If there is a move to [consider improvement of regulations and improve soil health] – then understanding the ‘end use’ of the soil and its’ functions should be embedded in regulation. This would be consistent with a proportional, risk based implementation of regulation and would acknowledge the benefits that anthropogenic use of land, and the soil below it, has bought to society.

Of course, although regulation should be best aligned for the needs of the United Kingdom, a close alignment with the developments of Soil Heath in the European Union would likely mean easier interaction and dialogue on the complex topic of soil with our European colleagues.


Q3. Will the standards under Environmental Land Management schemes have sufficient ambition and flexibility to restore soils across different types of agricultural land?
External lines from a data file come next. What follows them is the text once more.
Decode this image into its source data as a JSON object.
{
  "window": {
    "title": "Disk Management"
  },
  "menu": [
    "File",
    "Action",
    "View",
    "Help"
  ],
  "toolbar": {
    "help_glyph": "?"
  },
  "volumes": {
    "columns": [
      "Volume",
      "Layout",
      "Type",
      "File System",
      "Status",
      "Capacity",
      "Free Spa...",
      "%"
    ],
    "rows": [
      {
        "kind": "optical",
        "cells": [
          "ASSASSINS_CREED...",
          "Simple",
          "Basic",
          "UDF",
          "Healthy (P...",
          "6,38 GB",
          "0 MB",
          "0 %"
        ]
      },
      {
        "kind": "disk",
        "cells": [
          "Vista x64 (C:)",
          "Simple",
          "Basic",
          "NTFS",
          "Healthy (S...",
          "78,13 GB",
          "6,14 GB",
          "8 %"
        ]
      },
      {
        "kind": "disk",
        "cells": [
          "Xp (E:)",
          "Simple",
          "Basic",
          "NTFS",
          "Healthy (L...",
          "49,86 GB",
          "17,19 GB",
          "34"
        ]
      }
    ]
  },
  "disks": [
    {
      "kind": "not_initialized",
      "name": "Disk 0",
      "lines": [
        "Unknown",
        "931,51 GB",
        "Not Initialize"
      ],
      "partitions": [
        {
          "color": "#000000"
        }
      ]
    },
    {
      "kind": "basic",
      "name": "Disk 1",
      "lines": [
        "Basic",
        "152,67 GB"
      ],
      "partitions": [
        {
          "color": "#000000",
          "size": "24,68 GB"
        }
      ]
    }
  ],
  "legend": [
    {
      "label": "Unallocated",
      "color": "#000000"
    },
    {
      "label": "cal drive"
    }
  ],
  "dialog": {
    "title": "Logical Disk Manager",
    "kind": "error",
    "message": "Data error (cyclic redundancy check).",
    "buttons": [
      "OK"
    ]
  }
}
What are the threats and opportunities for soil health as ELMs are introduced?

A3. It is understood that the schemes to reward environmental land management all focus on Agricultural use of land under the headings of the Sustainable Farming Incentive, Local Nature Recovery, and Landscape Recovery.
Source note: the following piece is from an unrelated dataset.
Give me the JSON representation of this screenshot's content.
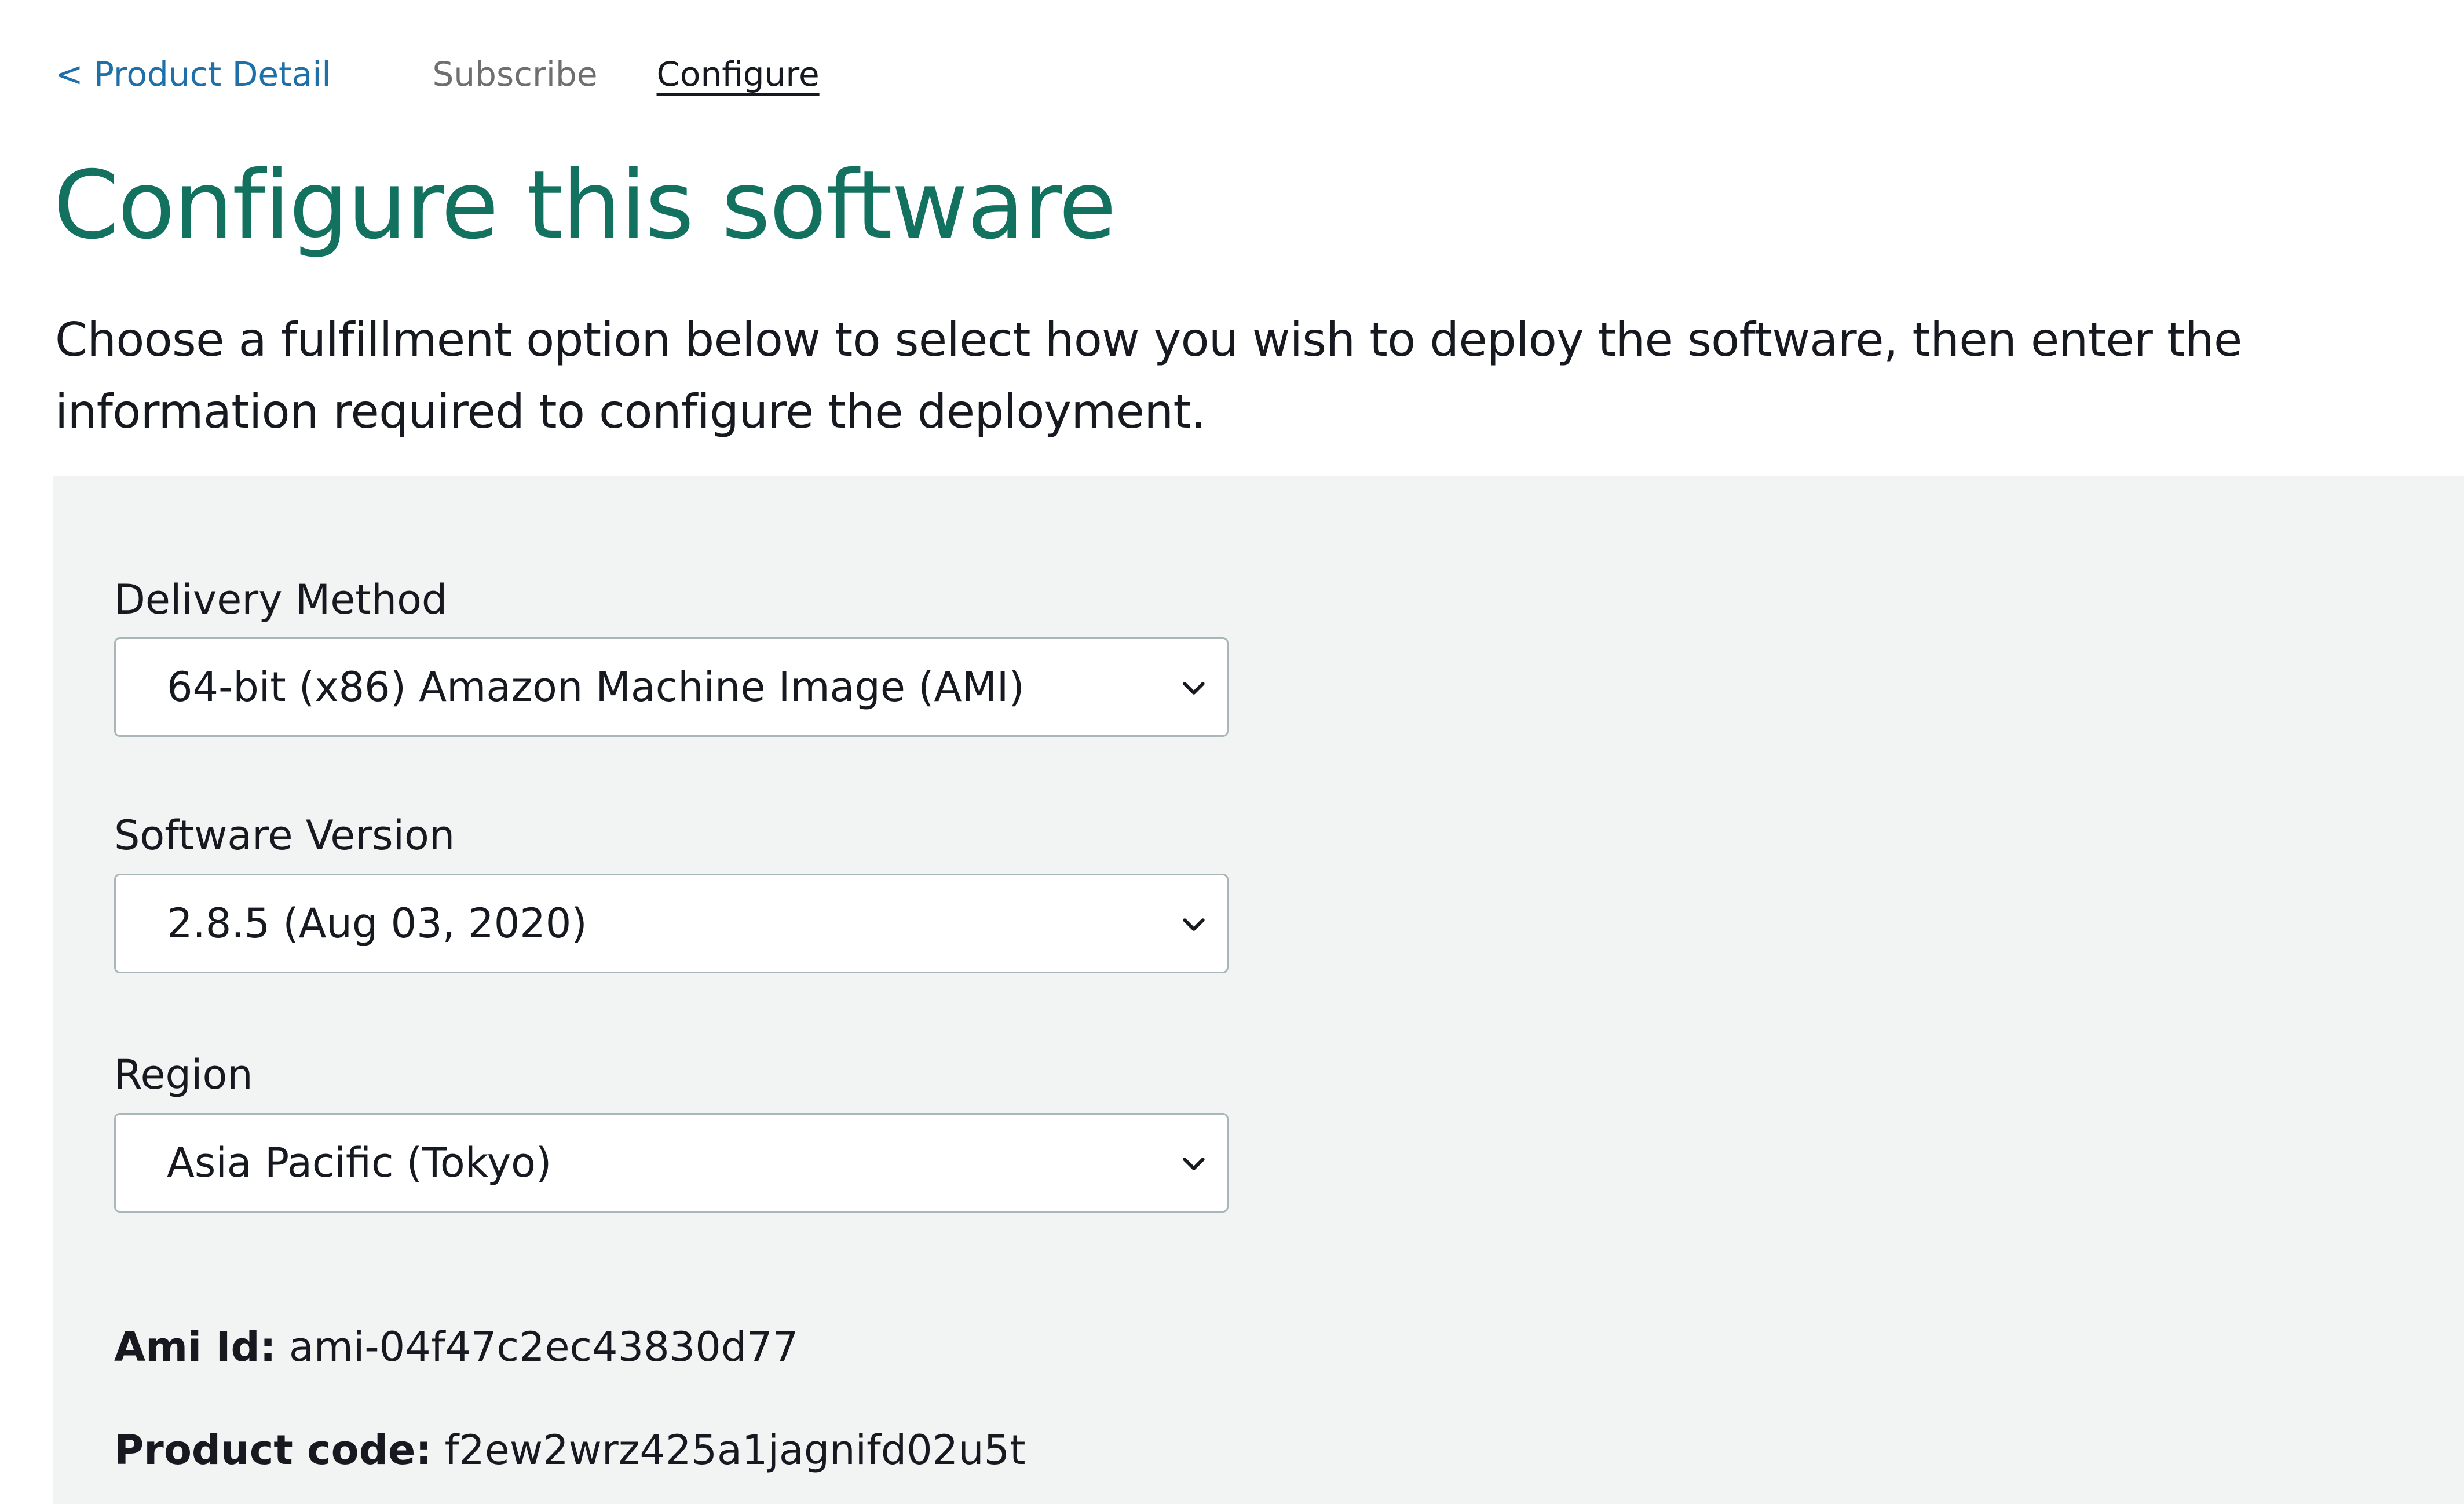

In the UK Government Farming statistics report (June 2021) it is reported that the total utilised agricultural area in England is just over 8.8 million hectares (of a total 13.3 million hectares as reported by the ONS). Energy Institute members therefore recognise that Environmental Land Management schemes must focus on agricultural land use. We would welcome the opportunity to comment on [threats and opportunities for soil health under ELMs] if those are devised for industrial land.
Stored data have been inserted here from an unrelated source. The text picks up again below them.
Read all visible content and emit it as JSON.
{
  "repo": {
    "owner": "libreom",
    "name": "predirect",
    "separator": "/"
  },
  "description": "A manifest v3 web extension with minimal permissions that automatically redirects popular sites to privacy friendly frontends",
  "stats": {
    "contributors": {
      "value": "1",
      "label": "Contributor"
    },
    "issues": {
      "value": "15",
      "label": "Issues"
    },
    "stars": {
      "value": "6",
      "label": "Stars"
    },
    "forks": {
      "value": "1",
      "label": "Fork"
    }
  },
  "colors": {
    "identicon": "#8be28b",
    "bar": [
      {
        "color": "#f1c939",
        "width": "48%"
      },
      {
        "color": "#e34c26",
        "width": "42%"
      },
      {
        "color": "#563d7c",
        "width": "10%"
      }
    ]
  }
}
Q4. What changes do we need to see in the wider food and agriculture sector to encourage better soil management and how can the Government support this transition?

A4.  Although individual members might have views, as an organisation, the Energy Institute will not comment on the appropriateness of regulation in other sectors.


Q5. What does UK Government need to do to tackle other stressors on soil health such as soil contamination?

[to tackle other stressors on soil health such as soil contamination] Energy Institute members would request the UK Government implement new Soil Health regulations in a way that complement the current land contamination risk management framework and the land use planning framework.

Regulation should allow for appropriate identification, management, remediation, and disposition / beneficial reuse of Contaminated Land, in a well-regulated framework that encourages voluntary action. A reasonable framework would incorporate:


Soil management on brownfield sites should be founded on risk-based management principles. It should require development of a conceptual site model (e.g., ISO 21365:2019), supported by a relevant soil survey, that identifies source-pathway-receptor linkages and incorporates sustainability assessment (e.g. ISO 18504:2017, Sustainable Remediation). This permits remedy selection and implementation for soil contamination, but also seeks to enhance soil quality to support future use, including biodiversity net gain. This will encourage re-use of contaminated land for future beneficial uses and does not place new barriers to the successful regeneration of sites. Excavated soil should be managed as a resource on sites, not as a waste, unless it is discarded off site.



Land management on brownfield sites requires remediation actions proportional to the risk(s) to human health / environment, and does not require remediation where there is no unacceptable risk. Treatment of high risk, recalcitrant chemicals may require high energy, destructive technologies to reduce loading to acceptable levels – and this may transform soils and affect soil quality/health. Treatment technologies should be subject to assessments to determine the greatest net environmental benefit, which should include potential enhancement of residual soil to enhance all soil functions.